Die beiden Gesprächspartner
Christian Keutel ist – wie man so schön sagt – ein SoFa. Sein Werdegang begann mit einer Ausbildung als Sozialversicherungsfachangestellter und Gesundheitsökonom. Seit 2018 ist er Fachbereichsleiter Risikostrukturausgleich und Haushaltsplanung bei der SBK. Damit hat er das vollste Mitgefühl von AOK-Kollegen Kuhn: Denn er muss sich nicht nur mit den Untiefen der Morbi-RSA-Analyse auseinandersetzen, sondern auch noch den Finanzhaushalt der SBK im Griff haben.
Sebastian Kuhn ist Podcast-Junkie. Der studierte Politikwissenschaftler und Soziologe bezeichnet sich selbst als „Sozialwissenschaftler mit einem Fable für Daten, quantitative Methoden & Statistik, Gesundheitspolitik, progressive Musik, selbst gemachtes Essen und den FC St. Pauli.“ Er ist bei der AOK Baden-Württemberg im Geschäftsbereich RSA, Analytik & Datenmanagement tätig und kennt sich als Themenmanager RSA gut aus mit Begriffen wie Morbi-RSA, R2 & Co.
Auch das Thema Manipulation ist noch nicht vom Tisch
Bei der letzten großen Reform der Kassenfinanzen wurde die so genannte Manipulationsbremse beschlossen.
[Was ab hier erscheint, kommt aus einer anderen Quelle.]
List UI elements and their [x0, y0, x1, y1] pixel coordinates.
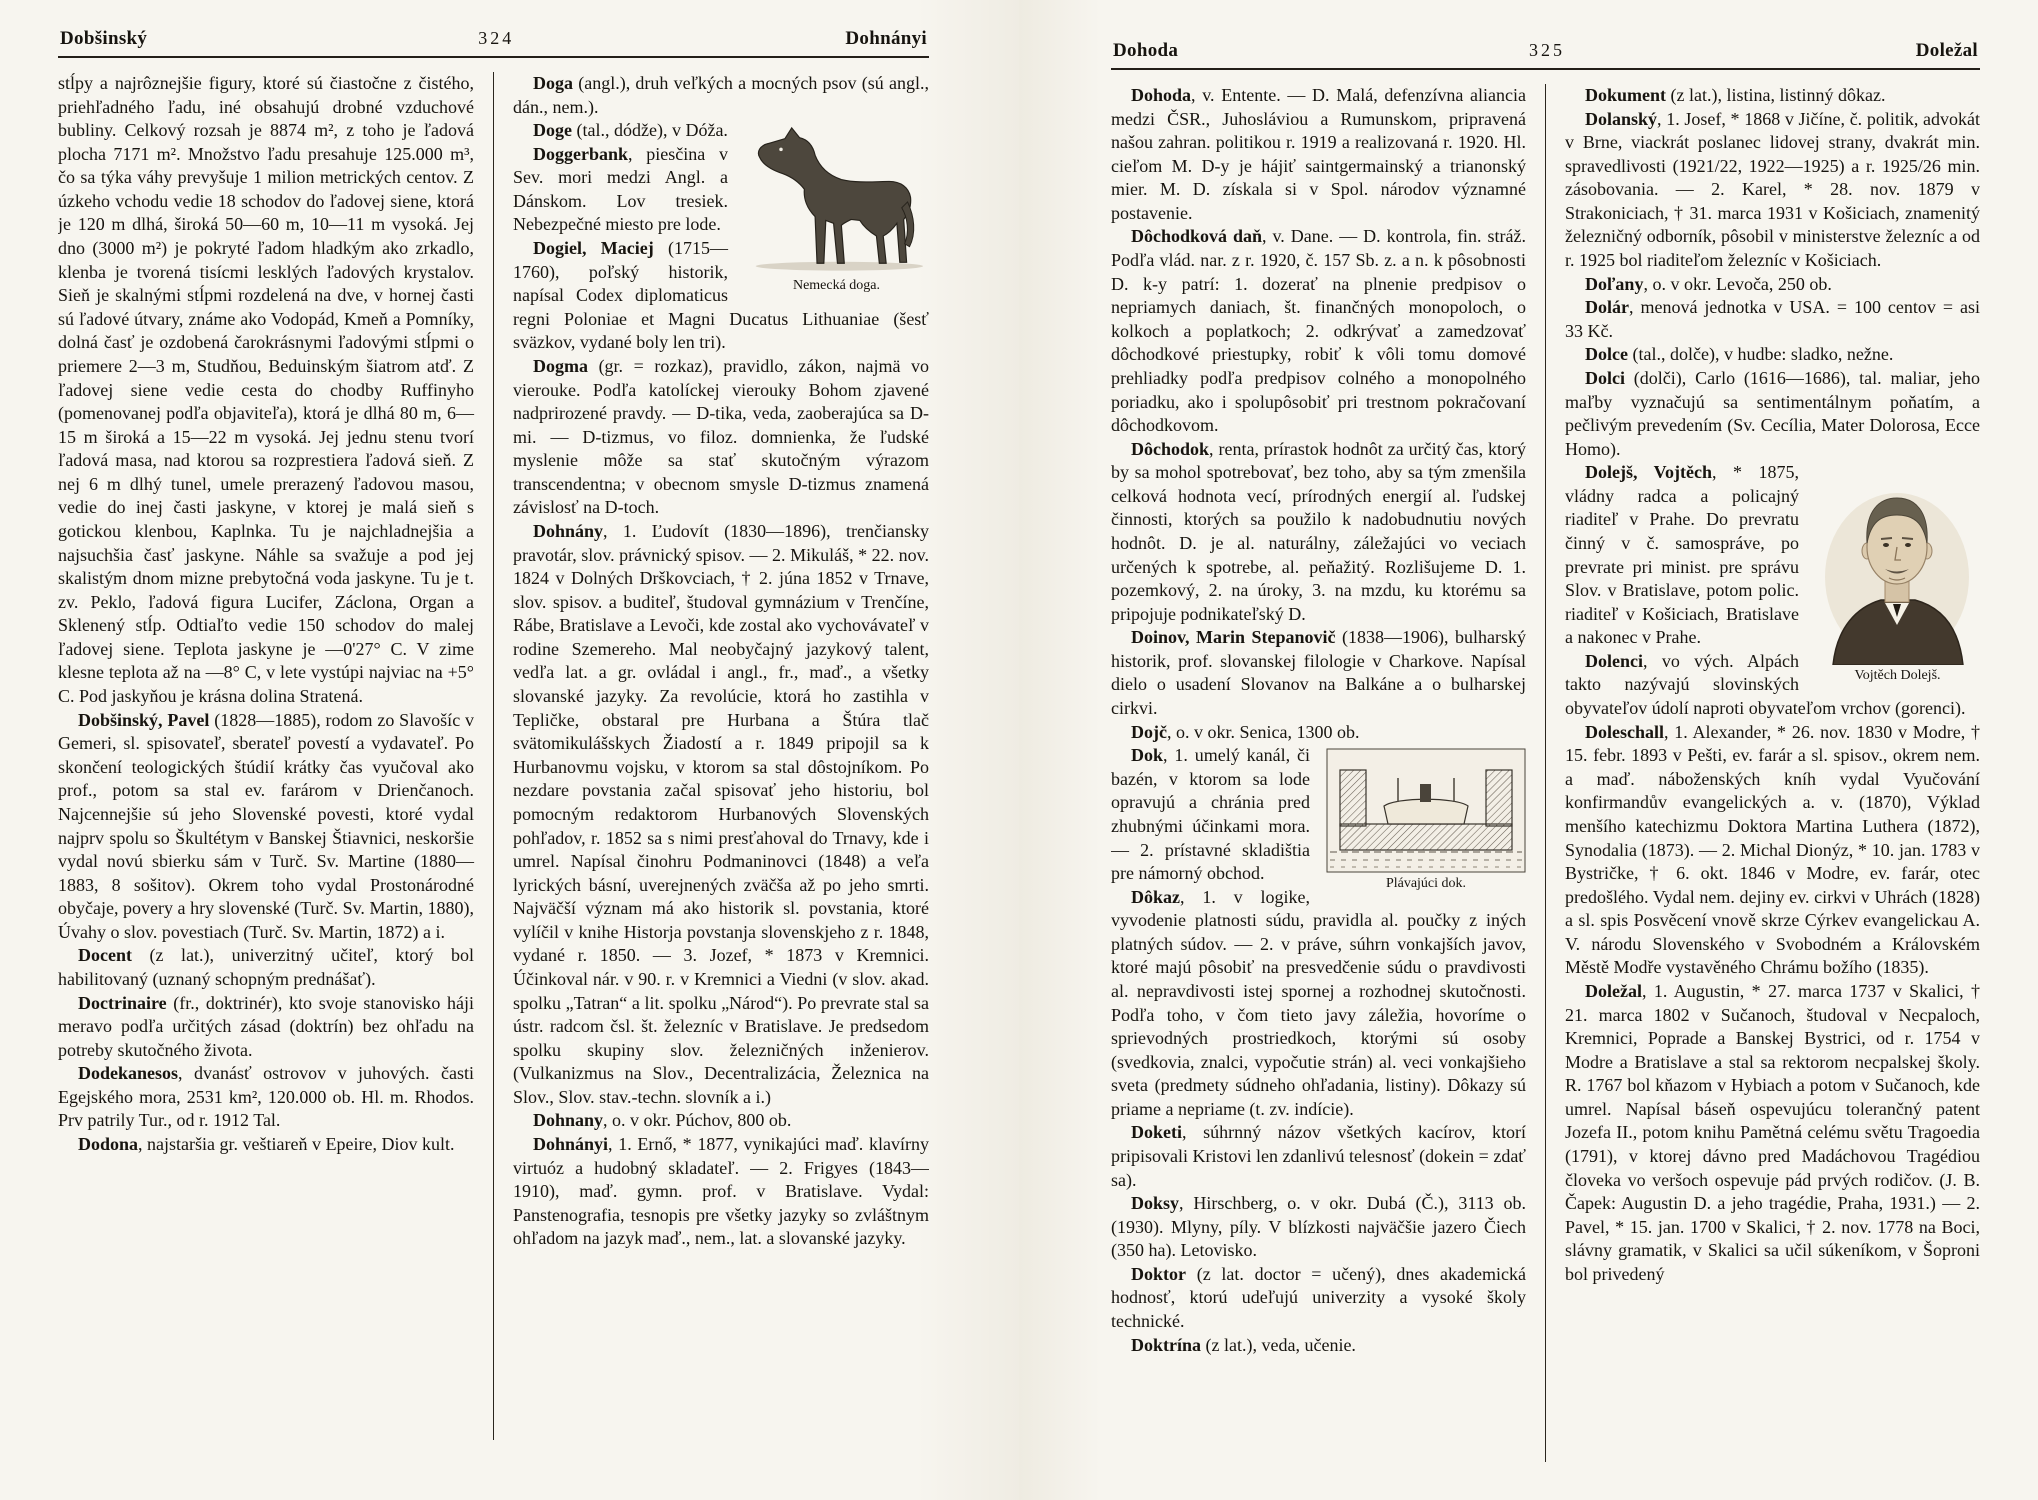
- guide-word-left: Dobšinský: [60, 28, 148, 49]
- dictionary-entry: Dobšinský, Pavel (1828—1885), rodom zo Slavošíc v Gemeri, sl. spisovateľ, sberateľ povestí a vydavateľ. Po skončení teologických štúdií krátky čas vyučoval ako prof., potom sa stal ev. farárom v Drienčanoch. Najcennejšie sú jeho Slovenské povesti, ktoré vydal najprv spolu so Škultétym v Banskej Štiavnici, neskoršie vydal novú sbierku sám v Turč. Sv. Martine (1880—1883, 8 sošitov). Okrem toho vydal Prostonárodné obyčaje, povery a hry slovenské (Turč. Sv. Martin, 1880), Úvahy o slov. povestiach (Turč. Sv. Martin, 1872) a i.: [58, 709, 475, 942]
- continuation-paragraph: stĺpy a najrôznejšie figury, ktoré sú čiastočne z čistého, priehľadného ľadu, iné obsahujú drobné vzduchové bubliny. Celkový rozsah je 8874 m², z toho je ľadová plocha 7171 m². Množstvo ľadu presahuje 125.000 m³, čo sa týka váhy prevyšuje 1 milion metrických centov. Z úzkeho vchodu vedie 18 schodov do ľadovej siene, ktorá je 120 m dlhá, široká 50—60 m, 10—11 m vysoká. Jej dno (3000 m²) je pokryté ľadom hladkým ako zrkadlo, klenba je tvorená tisícmi lesklých ľadových krystalov. Sieň je skalnými stĺpmi rozdelená na dve, v hornej časti sú ľadové útvary, známe ako Vodopád, Kmeň a Pomníky, dolná časť je ozdobená čarokrásnymi ľadovými stĺpmi o priemere 2—3 m, Studňou, Beduinským šiatrom atď. Z ľadovej siene vedie cesta do chodby Ruffinyho (pomenovanej podľa objaviteľa), ktorá je dlhá 80 m, 6—15 m široká a 15—22 m vysoká. Jej jednu stenu tvorí ľadová masa, nad ktorou sa rozprestiera ľadová sieň. Z nej 6 m dlhý tunel, umele prerazený ľadovou masou, vedie do inej časti jaskyne, v ktorej je malá sieň s gotickou klenbou, Kaplnka. Tu je najchladnejšia a najsuchšia časť jaskyne. Náhle sa svažuje a pod jej skalistým dnom mizne prebytočná voda jaskyne. Tu je t. zv. Peklo, ľadová figura Lucifer, Záclona, Organ a Sklenený stĺp. Odtiaľto vedie 150 schodov do malej ľadovej siene. Teplota jaskyne je —0'27° C. V zime klesne teplota až na —8° C, v lete vystúpi najviac na +5° C. Pod jaskyňou je krásna dolina Stratená.: [58, 73, 474, 707]
- text-column-3: [1111, 84, 1546, 1462]
- entry-headword: Dobšinský, Pavel: [78, 709, 210, 730]
- dictionary-entry: Doctrinaire (fr., doktrinér), kto svoje stanovisko háji meravo podľa určitých zásad (doktrín) bez ohľadu na potreby skutočného života.: [58, 992, 474, 1060]
- dictionary-entry: Dolce (tal., dolče), v hudbe: sladko, nežne.: [1585, 344, 1894, 365]
- dictionary-entry: Doktrína (z lat.), veda, učenie.: [1131, 1334, 1356, 1355]
- dictionary-entry: Dodekanesos, dvanásť ostrovov v juhových. časti Egejského mora, 2531 km², 120.000 ob. Hl. m. Rhodos. Prv patrily Tur., od r. 1912 Tal.: [58, 1063, 474, 1131]
- dictionary-entry: Doggerbank, piesčina v Sev. mori medzi Angl. a Dánskom. Lov tresiek. Nebezpečné miesto pre lode.: [513, 143, 728, 235]
- entry-headword: Doľany: [1585, 273, 1644, 294]
- entry-headword: Doktor: [1131, 1263, 1186, 1284]
- dictionary-entry: Dôchodková daň, v. Dane. — D. kontrola, fin. stráž. Podľa vlád. nar. z r. 1920, č. 157 Sb. z. a n. k pôsobnosti D. k-y patrí: 1. dozerať na plnenie predpisov o nepriamych daniach, št. finančných monopoloch, o kolkoch a poplatkoch; 2. odkrývať a zamedzovať dôchodkové priestupky, robiť k vôli tomu domové prehliadky podľa predpisov colného a monopolného poriadku, ako i spolupôsobiť pri trestnom pokračovaní dôchodkovom.: [1111, 226, 1526, 436]
- dictionary-entry: Dogiel, Maciej (1715—1760), poľský historik, napísal Codex diplomaticus regni Poloniae et Magni Ducatus Lithuaniae (šesť sväzkov, vydané boly len tri).: [513, 238, 929, 353]
- floating-dock-illustration-icon: [1326, 748, 1526, 873]
- dictionary-entry: Doležal, 1. Augustin, * 27. marca 1737 v Skalici, † 21. marca 1802 v Sučanoch, študoval v Necpaloch, Kremnici, Poprade a Banskej Bystrici, od r. 1754 v Modre a Bratislave a stal sa rektorom necpalskej školy. R. 1767 bol kňazom v Hybiach a potom v Sučanoch, kde umrel. Napísal báseň ospevujúcu tolerančný patent Jozefa II., potom knihu Pamětná celému světu Tragoedia (1791), v ktorej dávno pred Madáchovou Tragédiou človeka vo veršoch ospevuje pád prvých rodičov. (J. B. Čapek: Augustin D. a jeho tragédie, Praha, 1931.) — 2. Pavel, * 15. jan. 1700 v Skalici, † 2. nov. 1778 na Boci, slávny gramatik, v Skalici sa učil súkeníkom, v Šoproni bol privedený: [1565, 980, 1980, 1284]
- dictionary-entry: Doktor (z lat. doctor = učený), dnes akademická hodnosť, ktorú udeľujú univerzity a vysoké školy technické.: [1111, 1263, 1526, 1332]
- entry-headword: Dogiel, Maciej: [533, 238, 654, 259]
- figure-floating-dock: [1326, 748, 1526, 893]
- dictionary-entry: Dok, 1. umelý kanál, či bazén, v ktorom sa lode opravujú a chránia pred zhubnými účinkami mora. — 2. prístavné skladištia pre námorný obchod.: [1111, 745, 1310, 884]
- entry-headword: Dolár: [1585, 297, 1629, 318]
- dictionary-entry: Dojč, o. v okr. Senica, 1300 ob.: [1131, 721, 1360, 742]
- text-columns: [58, 72, 929, 1440]
- text-column-2: [494, 72, 929, 1440]
- entry-headword: Docent: [78, 945, 132, 966]
- dictionary-entry: Doga (angl.), druh veľkých a mocných psov (sú angl., dán., nem.).: [513, 73, 929, 117]
- entry-headword: Doležal: [1585, 980, 1642, 1001]
- entry-headword: Dodona: [78, 1134, 139, 1155]
- dictionary-entry: Dokument (z lat.), listina, listinný dôkaz.: [1585, 85, 1886, 105]
- dictionary-entry: Docent (z lat.), univerzitný učiteľ, ktorý bol habilitovaný (uznaný schopným prednášať).: [58, 945, 474, 989]
- figure-caption: Plávajúci dok.: [1385, 876, 1467, 892]
- text-column-4: [1546, 84, 1980, 1462]
- page-header-left: [58, 28, 929, 58]
- page-number: 325: [1528, 40, 1565, 60]
- dictionary-entry: Dôchodok, renta, prírastok hodnôt za určitý čas, ktorý by sa mohol spotrebovať, bez toho, aby sa tým zmenšila celková hodnota vecí, prírodných energií al. ľudskej činnosti, ktorých sa použilo k nadobudnutiu nových hodnôt. D. je al. naturálny, záležajúci vo veciach určených k spotrebe, al. peňažitý. Rozlišujeme D. 1. pozemkový, 2. na úroky, 3. na mzdu, ku ktorému sa pripojuje podnikateľský D.: [1111, 438, 1526, 624]
- entry-headword: Doleschall: [1585, 721, 1664, 742]
- entry-headword: Doge: [533, 120, 572, 141]
- entry-headword: Doggerbank: [533, 143, 629, 164]
- entry-headword: Dogma: [533, 355, 588, 376]
- dictionary-entry: Dohnany, o. v okr. Púchov, 800 ob.: [533, 1110, 792, 1131]
- dictionary-entry: Doksy, Hirschberg, o. v okr. Dubá (Č.), 3113 ob. (1930). Mlyny, píly. V blízkosti najväčšie jazero Čiech (350 ha). Letovisko.: [1111, 1193, 1526, 1261]
- entry-headword: Dohnány: [533, 520, 604, 541]
- figure-caption: Nemecká doga.: [792, 278, 881, 294]
- entry-headword: Doinov, Marin Stepanovič: [1131, 627, 1336, 648]
- entry-headword: Dolce: [1585, 344, 1628, 365]
- dictionary-entry: Dohoda, v. Entente. — D. Malá, defenzívna aliancia medzi ČSR., Juhosláviou a Rumunskom, pripravená našou zahran. politikou r. 1919 a realizovaná r. 1920. Hl. cieľom M. D-y je hájiť saintgermainský a trianonský mier. M. D. získala si v Spol. národov významné postavenie.: [1111, 85, 1526, 223]
- entry-headword: Dok: [1131, 745, 1164, 766]
- entry-headword: Doctrinaire: [78, 992, 167, 1013]
- guide-word-right: Doležal: [1915, 40, 1978, 61]
- entry-headword: Dolci: [1585, 367, 1625, 388]
- dictionary-entry: Doinov, Marin Stepanovič (1838—1906), bulharský historik, prof. slovanskej filologie v Charkove. Napísal dielo o usadení Slovanov na Balkáne a o bulharskej cirkvi.: [1111, 627, 1526, 719]
- entry-headword: Doketi: [1131, 1122, 1182, 1143]
- dictionary-entry: Doleschall, 1. Alexander, * 26. nov. 1830 v Modre, † 15. febr. 1893 v Pešti, ev. farár a sl. spisov., okrem nem. a maď. náboženských kníh vydal Vyučování konfirmandův evangelických a. v. (1870), Výklad menšího katechizmu Doktora Martina Luthera (1872), Synodalia (1873). — 2. Michal Dionýz, * 10. jan. 1783 v Bystričke, † 6. okt. 1846 v Modre, ev. farár, otec predošlého. Vydal nem. dejiny ev. cirkvi v Uhrách (1828) a sl. spis Posvěcení vnově skrze Cýrkev evangelickau A. V. národu Slovenského v Svobodném a Královském Městě Modře vystavěného Chrámu božího (1835).: [1565, 721, 1980, 978]
- page-325: [1019, 0, 2038, 1500]
- dictionary-entry: Doge (tal., dódže), v Dóža.: [533, 120, 728, 141]
- text-columns: [1111, 84, 1980, 1462]
- dictionary-entry: Dogma (gr. = rozkaz), pravidlo, zákon, najmä vo vierouke. Podľa katolíckej vierouky Bohom zjavené nadprirozené pravdy. — D-tika, veda, zaoberajúca sa D-mi. — D-tizmus, vo filoz. domnienka, že ľudské myslenie môže sa stať skutočným výrazom transcendentna; v obecnom smysle D-tizmus znamená závislosť na D-toch.: [513, 355, 929, 518]
- dictionary-entry: Dohnány, 1. Ľudovít (1830—1896), trenčiansky pravotár, slov. právnický spisov. — 2. Mikuláš, * 22. nov. 1824 v Dolných Drškovciach, † 2. júna 1852 v Trnave, slov. spisov. a buditeľ, študoval gymnázium v Trenčíne, Rábe, Bratislave a Levoči, kde zostal ako vychovávateľ v rodine Szemereho. Mal neobyčajný jazykový talent, vedľa lat. a gr. ovládal i angl., fr., maď., a všetky slovanské jazyky. Za revolúcie, ktorá ho zastihla v Tepličke, obstaral pre Hurbana a Štúra tlač svätomikulášskych Žiadostí a r. 1849 pripojil sa k Hurbanovmu vojsku, v ktorom sa stal dôstojníkom. Po nezdare povstania začal spisovať jeho historiu, bol pomocným redaktorom Hurbanových Slovenských pohľadov, r. 1852 sa s nimi presťahoval do Trnavy, kde i umrel. Napísal činohru Podmaninovci (1848) a veľa lyrických básní, uverejnených zväčša až po jeho smrti. Najväčší význam má ako historik sl. povstania, ktoré vylíčil v knihe Historja povstanja slovenskjeho z r. 1848, vydané r. 1850. — 3. Jozef, * 1873 v Kremnici. Účinkoval nár. v 90. r. v Kremnici a Viedni (v slov. akad. spolku „Tatran“ a lit. spolku „Národ“). Po prevrate stal sa ústr. radcom čsl. št. železníc v Bratislave. Je predsedom spolku skupiny slov. železničných inženierov. (Vulkanizmus na Slov., Decentralizácia, Železnica na Slov., Slov. stav.-techn. slovník a i.): [513, 520, 929, 1107]
- entry-headword: Dodekanesos: [78, 1063, 179, 1084]
- page-header-right: [1111, 40, 1980, 70]
- dictionary-entry: Doľany, o. v okr. Levoča, 250 ob.: [1585, 273, 1832, 294]
- dictionary-entry: Dolanský, 1. Josef, * 1868 v Jičíne, č. politik, advokát v Brne, viackrát poslanec lidovej strany, dvakrát min. spravedlivosti (1921/22, 1922—1925) a r. 1925/26 min. zásobovania. — 2. Karel, * 28. nov. 1879 v Strakoniciach, † 31. marca 1931 v Košiciach, znamenitý železničný odborník, pôsobil v ministerstve železníc a od r. 1925 bol riaditeľom železníc v Košiciach.: [1565, 108, 1980, 271]
- page-number: 324: [478, 28, 515, 48]
- entry-headword: Dohoda: [1131, 85, 1192, 105]
- entry-headword: Doktrína: [1131, 1334, 1202, 1355]
- dictionary-entry: Dohnányi, 1. Ernő, * 1877, vynikajúci maď. klavírny virtuóz a hudobný skladateľ. — 2. Frigyes (1843—1910), maď. gymn. prof. v Bratislave. Vydal: Panstenografia, tesnopis pre všetky jazyky so zvláštnym ohľadom na jazyk maď., nem., lat. a slovanské jazyky.: [513, 1134, 929, 1249]
- entry-headword: Dojč: [1131, 721, 1167, 742]
- entry-headword: Dôchodok: [1131, 438, 1210, 459]
- guide-word-right: Dohnányi: [845, 28, 927, 49]
- entry-headword: Doksy: [1131, 1193, 1180, 1214]
- dictionary-entry: Dolár, menová jednotka v USA. = 100 centov = asi 33 Kč.: [1565, 297, 1980, 341]
- figure-german-mastiff: [744, 123, 929, 295]
- figure-portrait-dolejs: [1815, 465, 1980, 685]
- entry-headword: Dôchodková daň: [1131, 226, 1263, 247]
- entry-headword: Dolanský: [1585, 108, 1658, 129]
- entry-headword: Dohnányi: [533, 1134, 609, 1155]
- entry-headword: Dolejš, Vojtěch: [1585, 462, 1712, 483]
- guide-word-left: Dohoda: [1113, 40, 1179, 61]
- entry-headword: Dokument: [1585, 85, 1667, 105]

Sie sollte verhindern, dass einzelne Krankenkassen mehr Gelder aus dem Gesundheitsfonds bekommen – zum Beispiel, indem sie Ärzte für die Behandlung bestimmter, für sie lukrativer Diagnosen, besser vergüten. Die Aufsichtsbehörde der bundesunmittelbaren Krankenkassen, das Bundesamt für Soziale Sicherung (BAS), hat im Rahmen dieser Manipulationsbremse die Kassenfinanzen überprüft. In den letzten Wochen wurden die ersten Ergebnisse veröffentlicht. Christian Keutel hat Vorschläge, wie die Manipulationsbremse weiterentwickelt werden kann:
Festschreibung ambulanter Kodierrichtlinien für alle
Einführung von Sanktionen
Überprüfung durch das BAS
Wie funktioniert das eigentlich mit den Manipulationen?
Für jeden Versicherten erhält die Krankenkasse eine pauschale Zuweisung aus dem Gesundheitsfonds. Grundlage dafür sind Alter und Geschlecht des Versicherten. Darüber hinaus wird im Finanzausgleich die Morbidität besonders berücksichtigt: Eine Kasse erhält für die diagnostizierten Krankheiten eines Versicherten besondere Zuschläge, also zusätzliches Geld aus dem Fonds. Jede Krankheit, die vom Arzt mit einem entsprechenden ICD kodiert wird, löst eine festgelegte Zuweisung bei der Kasse aus. Dabei ist die Höhe der Zuweisung von der Kodierung abhängig. ICD steht dabei für „Internationale statistische Klassifikation der Krankheiten und verwandter Gesundheitsprobleme“ (englisch: International Statistical Classification of Diseases and Related Health Problems). Das Klassifizierungsmodell für medizinische Diagnosen wird von der Weltgesundheitsorganisation (WHO) herausgegeben. In Deutschland gilt für Kodierung im ambulanten und stationären Bereich eine modifizierte Version. Doch wie können nun Kassen und Ärzte über Verträge die Zuweisungen steuern? Eine Kasse kann mit Ärzten einen Vertrag abschließen, um die Behandlung ihrer Versicherten mit einer bestimmten Diagnose zu verbessern. An sich sinnvoll – zum Problem wird es nur, wenn in den Verträgen die Diagnosen besonders berücksichtigt werden, die hohe Zuweisungen auslösen.